Currently we have no good way to depool a labsdb host for normal maintenance or in case of failure.
The model as it stands:
- Every production database replica exists on each labsdb server.
- We have a really rough and dirty array in puppet that manages service hostnames pointing to certain DBs at a certain physical host (e.g. "enwiki.labsdb", "wikidatawiki.labsdb", ...).
- User tables can be created on any given physical host, have no life expectancy beyond the physical host (i.e. no replication or backup), and have no uptime guarantees given they are tied to a single fallible physical host.
- When a physical host has an unplanned issue it is always an outage event for users with this setup for replica access, and when a physical host has a planned maintenance window it is always an outage for any user tables on that host.
The model we would like to consider:
- All DB replicas could exist on all servers or not but probably would for node parity.

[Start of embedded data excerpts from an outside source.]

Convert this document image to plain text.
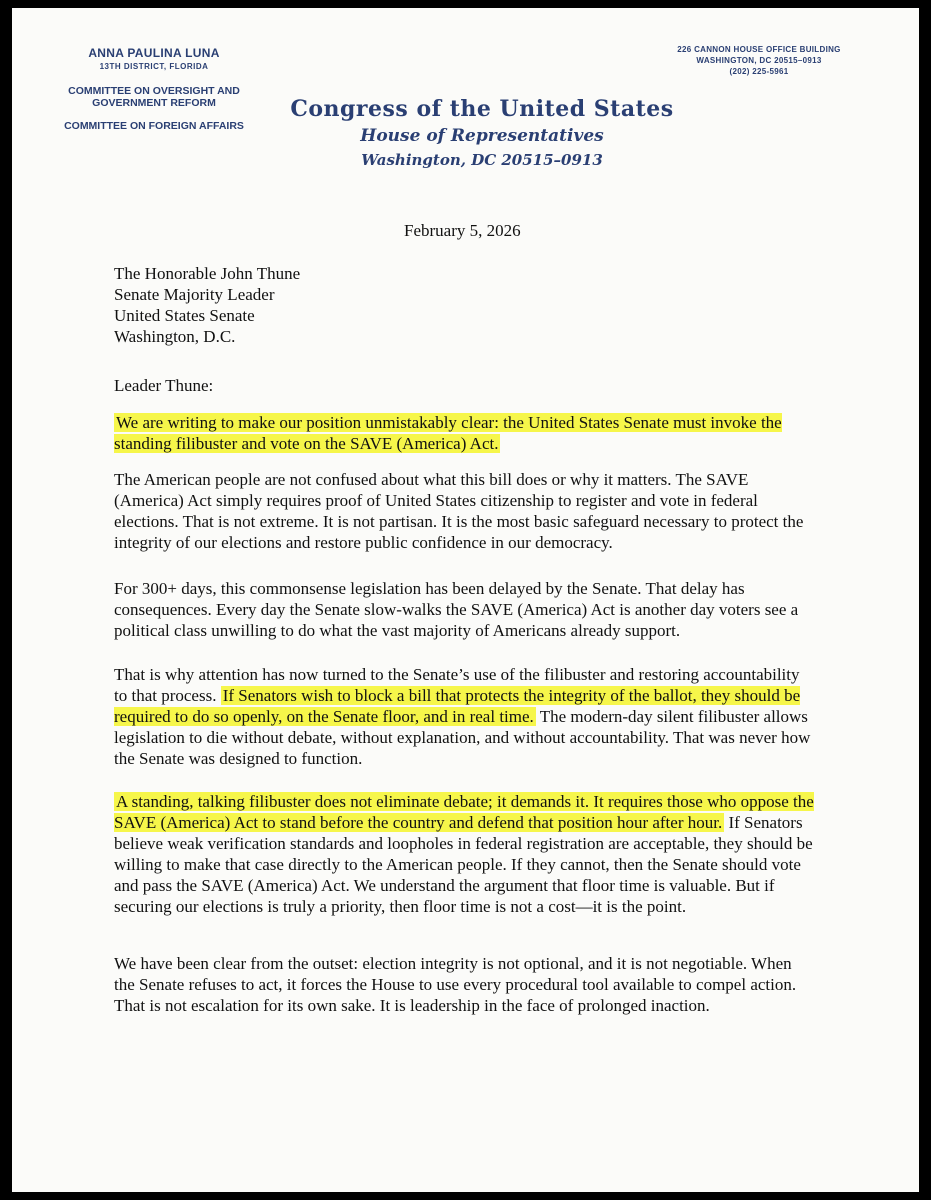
ANNA PAULINA LUNA
13TH DISTRICT, FLORIDA
COMMITTEE ON OVERSIGHT AND GOVERNMENT REFORM
COMMITTEE ON FOREIGN AFFAIRS
Congress of the United States
House of Representatives
Washington, DC 20515–0913
226 CANNON HOUSE OFFICE BUILDING
WASHINGTON, DC 20515–0913
(202) 225-5961
February 5, 2026
The Honorable John Thune
Senate Majority Leader
United States Senate
Washington, D.C.
Leader Thune:

We are writing to make our position unmistakably clear: the United States Senate must invoke the standing filibuster and vote on the SAVE (America) Act.

The American people are not confused about what this bill does or why it matters. The SAVE (America) Act simply requires proof of United States citizenship to register and vote in federal elections. That is not extreme. It is not partisan. It is the most basic safeguard necessary to protect the integrity of our elections and restore public confidence in our democracy.

For 300+ days, this commonsense legislation has been delayed by the Senate. That delay has consequences. Every day the Senate slow-walks the SAVE (America) Act is another day voters see a political class unwilling to do what the vast majority of Americans already support.

That is why attention has now turned to the Senate’s use of the filibuster and restoring accountability to that process. If Senators wish to block a bill that protects the integrity of the ballot, they should be required to do so openly, on the Senate floor, and in real time. The modern-day silent filibuster allows legislation to die without debate, without explanation, and without accountability. That was never how the Senate was designed to function.

A standing, talking filibuster does not eliminate debate; it demands it. It requires those who oppose the SAVE (America) Act to stand before the country and defend that position hour after hour. If Senators believe weak verification standards and loopholes in federal registration are acceptable, they should be willing to make that case directly to the American people. If they cannot, then the Senate should vote and pass the SAVE (America) Act. We understand the argument that floor time is valuable. But if securing our elections is truly a priority, then floor time is not a cost—it is the point.

We have been clear from the outset: election integrity is not optional, and it is not negotiable. When the Senate refuses to act, it forces the House to use every procedural tool available to compel action. That is not escalation for its own sake. It is leadership in the face of prolonged inaction.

- We would have a proxy or intermediary process pooling/depooling backend replicas for maintenance or in case of failure. We use haproxy for this in production. It would be really advisable IMO to keep this consistent with production.
- Service hostnames for DB's would point the proxy which would ensure service integrity as much as possible
- Making changes for better availability of user tables is currently undecided. Should they remain the same? They are problematic in any situation with an abstracted labsdb replication service as persistence of user connections to the same backend that stores both their table and replica DBs is problematic. We do not have a mechanism that solves this problem. In modern setups we would shard user datebases across multiple physical hosts (which removes the ability to perform SQL JOINs with production replica tables), or accept the transient nature of user tables on replica servers.